Robert E. Lee was born on a plantation in Westmoreland County, Virginia and grew up in several places around Virginia. He died of pneumonia after suffering a stroke in 1870, at the age of 63.
Lee was clearly a devoted Christian, although his deep devotion came to him later in life. He was an Episcopalian all his life, but he was not confirmed in the church until the age of 46. This spiritual awakening informed the rest of his life, in which it doesn’t appear he spent a day without prayer.
The Confederate General observed the Sabbath throughout the Civil War, was known to join in impromptu prayer sessions with his soldiers before battles, and gave away prayer books to soldiers in need. After the war, in his role as president of Washington and Lee University in Virginia, he felt it was his duty to bring any non-believers among his student body to the word of God.
And even though he was an Episcopalian, he was happy to support anyone who called themselves a Christian. Aside from the contributions he made to his own church, on at least one occasion he gave a generous donation to the Lexington Baptist Church Building Fund. And he urged a Presbyterian minister at his University to convert all the students to the Christian faith.
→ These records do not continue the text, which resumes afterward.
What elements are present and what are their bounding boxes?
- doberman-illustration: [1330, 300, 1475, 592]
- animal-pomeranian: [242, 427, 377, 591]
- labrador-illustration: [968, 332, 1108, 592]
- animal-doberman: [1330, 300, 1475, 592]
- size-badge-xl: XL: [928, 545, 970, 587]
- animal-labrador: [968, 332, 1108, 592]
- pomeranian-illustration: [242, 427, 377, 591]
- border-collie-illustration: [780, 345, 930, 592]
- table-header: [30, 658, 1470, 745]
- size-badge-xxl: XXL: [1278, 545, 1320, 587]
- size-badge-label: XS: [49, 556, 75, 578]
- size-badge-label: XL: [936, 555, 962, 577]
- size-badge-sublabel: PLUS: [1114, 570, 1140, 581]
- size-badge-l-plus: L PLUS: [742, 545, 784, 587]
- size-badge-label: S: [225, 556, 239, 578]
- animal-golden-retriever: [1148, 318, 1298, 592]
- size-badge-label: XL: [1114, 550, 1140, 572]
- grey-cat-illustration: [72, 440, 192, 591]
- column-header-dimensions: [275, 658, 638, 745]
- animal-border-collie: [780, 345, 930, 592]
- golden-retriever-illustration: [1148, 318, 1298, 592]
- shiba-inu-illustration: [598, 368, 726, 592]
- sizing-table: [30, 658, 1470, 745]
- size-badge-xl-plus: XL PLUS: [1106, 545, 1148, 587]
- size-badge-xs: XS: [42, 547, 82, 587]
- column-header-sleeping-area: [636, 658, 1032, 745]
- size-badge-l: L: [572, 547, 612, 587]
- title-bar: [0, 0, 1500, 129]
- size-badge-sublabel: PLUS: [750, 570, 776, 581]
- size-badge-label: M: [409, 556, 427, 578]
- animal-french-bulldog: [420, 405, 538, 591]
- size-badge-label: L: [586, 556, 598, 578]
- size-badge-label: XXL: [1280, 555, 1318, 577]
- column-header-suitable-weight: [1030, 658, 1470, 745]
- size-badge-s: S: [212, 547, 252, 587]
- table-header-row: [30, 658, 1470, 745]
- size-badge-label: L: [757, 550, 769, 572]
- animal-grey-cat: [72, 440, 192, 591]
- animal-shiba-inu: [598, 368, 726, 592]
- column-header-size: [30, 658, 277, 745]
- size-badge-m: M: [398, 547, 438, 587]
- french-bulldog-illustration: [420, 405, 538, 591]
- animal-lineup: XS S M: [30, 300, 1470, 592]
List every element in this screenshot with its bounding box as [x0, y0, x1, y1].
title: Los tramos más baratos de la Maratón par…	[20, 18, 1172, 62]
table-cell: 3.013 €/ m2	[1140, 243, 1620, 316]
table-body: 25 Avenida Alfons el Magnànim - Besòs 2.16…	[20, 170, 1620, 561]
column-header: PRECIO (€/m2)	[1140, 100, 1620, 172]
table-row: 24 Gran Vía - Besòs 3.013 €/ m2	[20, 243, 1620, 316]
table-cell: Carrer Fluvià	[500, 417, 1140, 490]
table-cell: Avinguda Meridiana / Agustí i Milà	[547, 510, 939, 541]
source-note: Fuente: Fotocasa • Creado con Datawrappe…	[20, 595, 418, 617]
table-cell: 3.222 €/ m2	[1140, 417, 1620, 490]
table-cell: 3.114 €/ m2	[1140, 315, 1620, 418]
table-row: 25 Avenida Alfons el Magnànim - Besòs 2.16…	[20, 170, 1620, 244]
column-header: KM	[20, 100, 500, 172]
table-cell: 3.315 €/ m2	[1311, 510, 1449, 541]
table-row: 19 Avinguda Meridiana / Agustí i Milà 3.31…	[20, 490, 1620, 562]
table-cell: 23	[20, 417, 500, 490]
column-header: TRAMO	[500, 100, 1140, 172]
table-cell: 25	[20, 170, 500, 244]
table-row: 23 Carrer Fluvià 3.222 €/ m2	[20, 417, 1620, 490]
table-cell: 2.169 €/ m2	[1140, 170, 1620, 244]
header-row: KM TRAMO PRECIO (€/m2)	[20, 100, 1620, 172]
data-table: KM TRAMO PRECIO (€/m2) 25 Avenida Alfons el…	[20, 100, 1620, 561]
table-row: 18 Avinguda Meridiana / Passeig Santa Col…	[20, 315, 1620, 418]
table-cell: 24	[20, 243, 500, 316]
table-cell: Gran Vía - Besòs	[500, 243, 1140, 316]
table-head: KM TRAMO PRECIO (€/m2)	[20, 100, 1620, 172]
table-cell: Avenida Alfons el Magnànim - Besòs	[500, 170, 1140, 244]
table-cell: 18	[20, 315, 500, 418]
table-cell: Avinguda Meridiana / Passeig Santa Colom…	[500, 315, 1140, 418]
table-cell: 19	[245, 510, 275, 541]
Above all else, Lee was devoted to the Bible. He called it,
. . . a book in comparison with which all others in my eyes are of minor importance, and which in all my perplexities and distresses has never failed to give me light and strength.
Despite being the leader of the army which fought to destroy the United States, Lee’s place in American memory is that of a hero. As the Civil War is remembered as the war among the states, Lee is leader of the “Lost Cause.” As slavery is pushed to the background as a cause of the war, Lee’s sympathies with the South’s “peculiar institution” are swept away and anecdotes of his respect for black people are extolled.
It’s difficult to separate the man from the myth. Even by the time of his death, a northern newspaper called him a hero and claimed the general “as one of ourselves.” But regardless of your opinion of Lee’s legacy, it’s clear that his political position at the crossroads of his life, during Southern secession, was a choice, not an inevitability as so many wish to claim.
Lee was pro-slavery, and even fought in court to keep his slaves after his father-in-law’s will freed them. He also supported the Crittenden Compromise, which would have outlawed abolition, saying the law deserved “the support of every patriot.” So he clearly sided with the South on the biggest and most contentious antebellum political issue.
Despite being Southerners, many of Lee’s close family chose to support the Union, including his sister. And many of his beloved Virginians, including 40 percent of that state’s military officers, sided with the North. When Lee announced to his family, including his pro-Union wife, that he had resigned his post with the U.S. Army, he apologized to his family saying,
I suppose you will all think I have done very wrong.
Many choose to remember Lee as an abolitionist who only became the commander of the Confederate army because of a noble sense of loyalty to a cause which he knew was flawed. But history hadn’t been written yet. The political decisions he made at the time were his own personal choices, just like the political choices so many contemporary celebrities we write about on the Hollowverse make today.